“Are you worried about scandal?” Diana asked, her hands shaking a little.

“Hardly.” Grace cast her eyes to the heavens pleadingly with these words. “With how much I make a mess of myself, falling into people and over things, I am in danger of making a scandal whenever I walk out of the house… as my mother likes to remind me daily.”

There were murmurs of agreement from her friends about her mother.

If Grace was honest with herself, she was also curious to know what a kiss would be like. Having seen Violet and Eleanor wed, she could see that intimacy came with its perks, its happinesses, but she just didn’t believe it was a future open to her.

“Look, let’s be practical. I cannot kiss a man,” she said with sudden seriousness. “No man would wish to kiss me back. I am neither poised enough, prim enough, nor slim enough. It ought not to be attempted.”

“Your mother’s words have poisoned your mind; that is the problem,” Eleanor declared with sudden heat. “Grace, you are beautiful.”

“As beautiful as lichen on a rock, I fancy,” Grace added with a smile, but none of her friends were laughing now.

“You are beautiful,” Celia added. Grace shook her head. She knew the truth. Her mother had been telling her just how much she lacked in beauty and poise for years now.

“Let’s not think of that woman anymore,” Eleanor said with finality. “Let’s pick a gentleman instead for you.”

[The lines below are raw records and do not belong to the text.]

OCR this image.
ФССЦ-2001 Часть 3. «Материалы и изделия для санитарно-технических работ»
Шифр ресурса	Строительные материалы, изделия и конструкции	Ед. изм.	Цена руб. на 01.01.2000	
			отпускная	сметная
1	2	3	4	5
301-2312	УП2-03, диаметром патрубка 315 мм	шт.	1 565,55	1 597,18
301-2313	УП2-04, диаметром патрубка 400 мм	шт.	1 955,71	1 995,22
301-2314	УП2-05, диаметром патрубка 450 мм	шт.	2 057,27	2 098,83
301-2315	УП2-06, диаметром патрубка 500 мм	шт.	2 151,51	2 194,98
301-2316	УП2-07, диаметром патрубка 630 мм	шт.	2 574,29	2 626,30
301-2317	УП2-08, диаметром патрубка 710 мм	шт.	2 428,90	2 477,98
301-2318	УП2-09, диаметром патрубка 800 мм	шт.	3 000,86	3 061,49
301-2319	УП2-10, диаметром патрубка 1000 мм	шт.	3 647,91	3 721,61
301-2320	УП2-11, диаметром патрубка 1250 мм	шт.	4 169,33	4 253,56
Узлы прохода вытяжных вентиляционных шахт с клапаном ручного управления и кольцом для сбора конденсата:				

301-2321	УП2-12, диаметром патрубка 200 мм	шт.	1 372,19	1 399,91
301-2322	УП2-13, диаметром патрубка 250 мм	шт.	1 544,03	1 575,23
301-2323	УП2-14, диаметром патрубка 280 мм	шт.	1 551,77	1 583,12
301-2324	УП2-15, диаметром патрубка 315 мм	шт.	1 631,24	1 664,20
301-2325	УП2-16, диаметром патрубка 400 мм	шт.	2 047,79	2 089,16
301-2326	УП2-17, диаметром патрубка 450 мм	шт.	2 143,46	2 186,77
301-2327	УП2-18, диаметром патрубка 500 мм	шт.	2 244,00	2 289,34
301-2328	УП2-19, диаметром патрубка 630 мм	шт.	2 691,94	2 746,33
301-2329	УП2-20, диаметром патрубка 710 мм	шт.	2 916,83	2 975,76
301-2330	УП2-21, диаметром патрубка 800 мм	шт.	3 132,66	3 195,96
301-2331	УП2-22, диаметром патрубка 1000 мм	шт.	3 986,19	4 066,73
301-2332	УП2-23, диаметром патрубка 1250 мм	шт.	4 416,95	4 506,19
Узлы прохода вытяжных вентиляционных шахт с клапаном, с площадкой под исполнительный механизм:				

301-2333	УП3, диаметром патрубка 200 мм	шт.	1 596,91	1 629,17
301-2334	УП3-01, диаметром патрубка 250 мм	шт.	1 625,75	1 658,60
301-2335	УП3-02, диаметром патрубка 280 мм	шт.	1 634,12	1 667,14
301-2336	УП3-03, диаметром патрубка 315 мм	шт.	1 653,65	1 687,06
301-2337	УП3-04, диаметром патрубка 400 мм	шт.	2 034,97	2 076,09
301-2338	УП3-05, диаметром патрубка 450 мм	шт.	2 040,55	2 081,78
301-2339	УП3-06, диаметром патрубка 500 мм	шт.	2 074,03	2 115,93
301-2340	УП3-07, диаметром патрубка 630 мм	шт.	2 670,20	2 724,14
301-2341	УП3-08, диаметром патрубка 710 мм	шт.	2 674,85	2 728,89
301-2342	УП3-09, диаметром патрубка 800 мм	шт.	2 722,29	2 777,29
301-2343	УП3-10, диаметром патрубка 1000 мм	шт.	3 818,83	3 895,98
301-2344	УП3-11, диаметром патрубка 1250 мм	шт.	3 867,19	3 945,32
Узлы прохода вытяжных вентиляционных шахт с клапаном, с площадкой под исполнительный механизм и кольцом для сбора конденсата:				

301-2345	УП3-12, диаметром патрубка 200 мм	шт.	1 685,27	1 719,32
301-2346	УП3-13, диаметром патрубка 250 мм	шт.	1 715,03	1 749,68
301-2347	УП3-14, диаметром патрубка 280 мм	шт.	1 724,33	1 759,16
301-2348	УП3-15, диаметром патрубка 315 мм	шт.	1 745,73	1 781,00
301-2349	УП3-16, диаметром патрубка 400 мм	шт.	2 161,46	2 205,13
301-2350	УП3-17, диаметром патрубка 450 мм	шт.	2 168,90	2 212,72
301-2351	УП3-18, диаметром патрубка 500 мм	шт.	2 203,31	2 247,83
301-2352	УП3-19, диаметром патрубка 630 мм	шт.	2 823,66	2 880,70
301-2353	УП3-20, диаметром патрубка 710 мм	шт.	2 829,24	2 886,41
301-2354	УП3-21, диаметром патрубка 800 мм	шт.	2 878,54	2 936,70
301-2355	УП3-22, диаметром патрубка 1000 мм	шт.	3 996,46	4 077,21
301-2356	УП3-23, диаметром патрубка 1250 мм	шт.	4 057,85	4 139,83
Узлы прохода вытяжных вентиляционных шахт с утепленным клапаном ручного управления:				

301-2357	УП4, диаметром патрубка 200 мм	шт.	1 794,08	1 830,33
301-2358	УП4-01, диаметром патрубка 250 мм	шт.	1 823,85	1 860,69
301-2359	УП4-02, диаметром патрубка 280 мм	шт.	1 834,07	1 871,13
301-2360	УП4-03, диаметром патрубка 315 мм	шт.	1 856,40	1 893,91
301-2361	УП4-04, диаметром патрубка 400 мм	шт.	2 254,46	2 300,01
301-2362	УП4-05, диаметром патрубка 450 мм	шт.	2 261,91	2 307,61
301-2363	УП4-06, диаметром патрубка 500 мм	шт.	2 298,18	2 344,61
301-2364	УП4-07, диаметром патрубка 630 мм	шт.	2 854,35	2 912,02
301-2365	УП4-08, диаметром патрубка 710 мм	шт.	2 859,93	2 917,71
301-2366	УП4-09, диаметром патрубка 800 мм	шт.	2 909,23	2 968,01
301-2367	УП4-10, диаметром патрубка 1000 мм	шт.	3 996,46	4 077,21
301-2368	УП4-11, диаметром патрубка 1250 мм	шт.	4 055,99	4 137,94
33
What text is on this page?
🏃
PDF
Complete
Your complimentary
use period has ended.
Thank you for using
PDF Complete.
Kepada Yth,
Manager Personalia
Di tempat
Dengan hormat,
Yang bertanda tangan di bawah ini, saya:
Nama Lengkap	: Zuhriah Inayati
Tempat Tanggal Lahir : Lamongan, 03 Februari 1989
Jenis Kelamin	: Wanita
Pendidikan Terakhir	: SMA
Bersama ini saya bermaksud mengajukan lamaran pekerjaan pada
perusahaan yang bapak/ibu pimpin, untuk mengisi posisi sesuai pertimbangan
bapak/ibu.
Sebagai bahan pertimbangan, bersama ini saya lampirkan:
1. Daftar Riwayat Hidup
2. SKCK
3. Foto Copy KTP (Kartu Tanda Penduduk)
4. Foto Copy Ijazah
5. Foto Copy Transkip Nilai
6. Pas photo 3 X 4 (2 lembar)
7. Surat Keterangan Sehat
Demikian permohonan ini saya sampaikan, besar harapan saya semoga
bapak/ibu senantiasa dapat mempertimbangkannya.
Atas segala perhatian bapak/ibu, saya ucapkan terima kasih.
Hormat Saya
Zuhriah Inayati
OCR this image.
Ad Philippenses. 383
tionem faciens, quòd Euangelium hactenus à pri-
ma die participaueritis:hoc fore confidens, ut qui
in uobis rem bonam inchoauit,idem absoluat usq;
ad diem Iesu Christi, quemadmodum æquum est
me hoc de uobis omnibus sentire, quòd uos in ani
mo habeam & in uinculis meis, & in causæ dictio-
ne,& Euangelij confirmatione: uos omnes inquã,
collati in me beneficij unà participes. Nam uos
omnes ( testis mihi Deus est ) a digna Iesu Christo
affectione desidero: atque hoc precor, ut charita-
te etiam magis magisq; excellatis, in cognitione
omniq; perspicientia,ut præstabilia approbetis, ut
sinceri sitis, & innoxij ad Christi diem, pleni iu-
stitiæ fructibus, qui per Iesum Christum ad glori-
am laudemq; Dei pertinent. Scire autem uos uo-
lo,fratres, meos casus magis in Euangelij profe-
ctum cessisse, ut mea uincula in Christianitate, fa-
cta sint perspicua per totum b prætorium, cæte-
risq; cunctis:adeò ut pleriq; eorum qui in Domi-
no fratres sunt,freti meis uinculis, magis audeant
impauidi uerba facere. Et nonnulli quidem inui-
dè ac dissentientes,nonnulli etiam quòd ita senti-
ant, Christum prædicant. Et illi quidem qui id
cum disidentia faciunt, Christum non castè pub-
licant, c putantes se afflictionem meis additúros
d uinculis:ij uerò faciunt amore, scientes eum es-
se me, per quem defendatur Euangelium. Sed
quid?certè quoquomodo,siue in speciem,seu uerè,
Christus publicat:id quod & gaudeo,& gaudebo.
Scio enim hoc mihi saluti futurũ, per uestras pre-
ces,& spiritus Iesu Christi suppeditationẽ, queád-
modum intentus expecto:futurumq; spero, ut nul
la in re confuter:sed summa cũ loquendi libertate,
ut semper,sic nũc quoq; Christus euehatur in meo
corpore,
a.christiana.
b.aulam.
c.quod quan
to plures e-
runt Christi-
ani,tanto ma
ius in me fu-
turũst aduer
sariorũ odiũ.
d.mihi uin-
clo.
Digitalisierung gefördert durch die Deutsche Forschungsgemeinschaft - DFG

“Pray, do not,” Grace begged, but her words went unheeded.

“What of Mr. Merryweather?” Violet suggested. “He’s a gentlemanly sort.”

“Too gentlemanly,” Celia said, shaking her head. “He would not kiss anyone.”

“Lord Davenport?” Diana said, chewing her lip. “He is a handsome man.”

“That he is.” Eleanor nodded. “Yet he is not here tonight.”

“Mr. Thorpe?” Celia went on. “What of him?”

“He’s currently infatuated with you, sister,” Violet reminded her. “Despite the fact you keep him at arm’s length.”

“Well forgive me for trying to get rid of him then.” Celia’s words made them all laugh.

“Look, none of these men will work for me,” Grace said, controlling her mirth. “If I was to do this, if I was to even try, then I’d want a kind gentleman. Someone soft in manner, gentle, someone easy to talk to. I neither need a confident lothario, a demanding alpha, nor a passionately infatuated man.”

“Then I have just the gentleman.” Eleanor flicked her fingers then took hold of Grace’s shoulders commandingly. She steered Grace back to the glass door which led back into the ballroom. “What of him?”

“Him who?” Grace asked, squinting as she looked into the ballroom. “I see a sea of gentlemen.”

“The Marquess of Morton,” Eleanor said with a soft sigh. In time, all her friends then sighed in a similarly besotted way, then laughed at themselves for it. “He’s a sweet man, handsome, kind. He is everything on your list.”

Grace’s eyes settled on the dark blond hair of the Marquess of Morton, the soft features, and the kindly smile as he talked with a gentleman beside him. It was true, the few times she had talked to the gentleman in the past, she had found him kind indeed.

It would be good, wouldn’t it? To think of something else other than my mother’s disapproval for one night.

“Very well, I shall try it. And woe betide the poor Marquess of Morton when he’s got me coming at him in the moonlight.”

CHAPTER2

“Are you ready for this?” Celia urged in Grace’s ear as the two of them walked back into the ballroom with Violet close behind.

“It will not work, this plan of yours,” Grace murmured back. “When I fall over, most men leap out of the way and watch me fall flat on my face.”

“Do they?” Violet said from behind them. “Well, how kind of them.”

“They do not want the embarrassment of being seen around someone as clumsy as me,” Grace whispered.

“Perhaps that is true of some gentlemen,” Celia said, dragging Grace further across the room and in the direction of the Marquess of Morton. “Yet the Marquess is a true gentleman. He would never let a lady fall if he had the capacity to help her. It will be easy for you of all people to pretend to fall.”